The consumer sentiment in Queensland is following quite a different pattern to the two larger states. After a deep drop in Q2 to a low of +2.3 in May, the index has very slowly recovered month by month to values of +2.8 in July, +3.0 in August, and +3.3 in September. The contrast with NSW and VIC is quite interesting, showing that the east coast real estate markets don’t necessarily operate in parallel. If trends continue, NSW may soon have weaker sentiment than QLD or VIC, a situation quite opposite of the last few years.

Metro vs. Regional Seller Sentiment

Although metro areas have generally had more positive consumer sentiment than regional areas, the lastest quarter suggests the gap may be closing. Metro areas collectively had a step down in sentiment in Q2 and the index level has stayed flat in Q3. With values of +4.3 in July, +3.9 in August, and +4.2 in September, there is certainly no cause for concern, but the index is clearly lower than monthly values at or above +5 seen earlier in 2017.

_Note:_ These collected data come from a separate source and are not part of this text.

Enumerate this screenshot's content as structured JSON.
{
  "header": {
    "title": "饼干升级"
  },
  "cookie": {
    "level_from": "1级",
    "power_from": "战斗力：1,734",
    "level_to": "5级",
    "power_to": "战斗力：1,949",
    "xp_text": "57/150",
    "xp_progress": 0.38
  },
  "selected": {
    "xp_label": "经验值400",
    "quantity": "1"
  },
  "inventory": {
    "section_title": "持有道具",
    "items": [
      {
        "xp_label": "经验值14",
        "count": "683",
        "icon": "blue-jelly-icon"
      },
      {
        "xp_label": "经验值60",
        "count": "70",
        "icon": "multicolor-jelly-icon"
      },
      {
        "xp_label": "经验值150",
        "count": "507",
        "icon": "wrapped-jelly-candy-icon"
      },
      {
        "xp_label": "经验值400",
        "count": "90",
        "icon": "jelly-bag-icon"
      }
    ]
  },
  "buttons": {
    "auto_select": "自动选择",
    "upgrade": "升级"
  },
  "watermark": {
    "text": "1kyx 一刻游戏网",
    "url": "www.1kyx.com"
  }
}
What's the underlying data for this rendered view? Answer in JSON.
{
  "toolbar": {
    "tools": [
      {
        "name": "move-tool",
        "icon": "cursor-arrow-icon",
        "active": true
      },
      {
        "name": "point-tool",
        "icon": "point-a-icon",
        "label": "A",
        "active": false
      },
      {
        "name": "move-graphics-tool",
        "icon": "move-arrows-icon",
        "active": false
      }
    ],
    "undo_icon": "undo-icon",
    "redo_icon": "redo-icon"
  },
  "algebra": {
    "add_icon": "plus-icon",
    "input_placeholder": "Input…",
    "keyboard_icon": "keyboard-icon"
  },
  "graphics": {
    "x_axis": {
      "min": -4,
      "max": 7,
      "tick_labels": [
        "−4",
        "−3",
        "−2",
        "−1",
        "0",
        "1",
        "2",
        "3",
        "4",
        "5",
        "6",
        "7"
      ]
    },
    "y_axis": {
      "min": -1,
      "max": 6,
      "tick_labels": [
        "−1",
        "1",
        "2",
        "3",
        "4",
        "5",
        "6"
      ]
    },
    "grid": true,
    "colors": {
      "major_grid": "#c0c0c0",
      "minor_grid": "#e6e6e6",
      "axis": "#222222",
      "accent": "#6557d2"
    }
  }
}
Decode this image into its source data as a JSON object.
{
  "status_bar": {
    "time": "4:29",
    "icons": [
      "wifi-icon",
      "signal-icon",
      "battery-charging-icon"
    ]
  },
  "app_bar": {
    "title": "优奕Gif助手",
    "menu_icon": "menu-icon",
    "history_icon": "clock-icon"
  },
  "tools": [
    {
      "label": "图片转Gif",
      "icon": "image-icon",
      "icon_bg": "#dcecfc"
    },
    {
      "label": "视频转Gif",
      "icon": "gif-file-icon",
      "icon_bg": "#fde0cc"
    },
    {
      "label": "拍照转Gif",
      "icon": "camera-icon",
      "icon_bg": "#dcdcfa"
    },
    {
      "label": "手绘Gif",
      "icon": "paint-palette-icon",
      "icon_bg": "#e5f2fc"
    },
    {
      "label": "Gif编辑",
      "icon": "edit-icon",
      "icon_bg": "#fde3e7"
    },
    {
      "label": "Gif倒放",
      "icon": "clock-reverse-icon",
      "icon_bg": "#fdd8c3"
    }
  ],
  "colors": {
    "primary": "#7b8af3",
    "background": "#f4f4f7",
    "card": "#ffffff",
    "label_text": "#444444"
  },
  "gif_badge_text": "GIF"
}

On the other hand, regional areas which together had sagging sentiment through 2017 Q2 have recovered somewhat to values of +2.5 in July, +3.0 in August, and +3.1 in September. It would seem that there is enough strength in regional markets to produce expectations of price growth, despite challenges from commodities industries. The gap between sentiment index values in metros versus regional areas has shrunk from 3 points in January 2017 to under 1 point in August. It is possible that some of the property activity, by both owner-occupiers and investors, has shifted out of the metros to the rest of Australia.

Capital Cities

The diverging states of the markets around Australia are well highlighted by the capital city sentiment index values, with Melbourne now the clear winner on price growth expectation at +5.4. Sydney, with a value of +4.2, is just above Adelaide on +3.9 and Brisbane on +3.8. Perth still has the weakest market of the mainland capitals with an index value of +1.2.

The trends for each capital city index speak volumes about the evolution of their markets. Sydney has come down considerably from a peak of +6.6 in January 2017, while Melbourne has had a more gentle easing off its January peak of +6.1. Brisbane has traced a similar path as Melbourne with a decline from a January peak of +4.8, but Adelaide has actually stepped up over the last quarter in contrast to the larger metros. Finally, the rapidly climbing index values in Perth show that the city has turned a corner from the depths of recent market gloom.

Investors vs. Owner Occupier Seller Sentiment

For the duration of the index, owner-occupiers have had noticeably higher sentiment than investors, and that separation continued in 2017 Q3. Owner-occupiers have shown little trend in sentiment during the last three months, with values of +4.2 in July, +4.4 in August, and +4.2 in September. The stability of owner-occupiers’ expectations is good news for the overall market, foretelling that any price crash is not yet at hand.

Investors on the other hand steadily declined in sentiment from a high index value of +3.9 in April 2017 through the rest of Q2 and into Q3. Index values of +2.8 in July and +2.3 in August seemed to indicate that investors were losing their confidence in real estate. However a quarter-ending index value of +3.3 in September has turned that around, narrowing the formerly large gap between investor sentiment and owner-occupiers’ sentiment.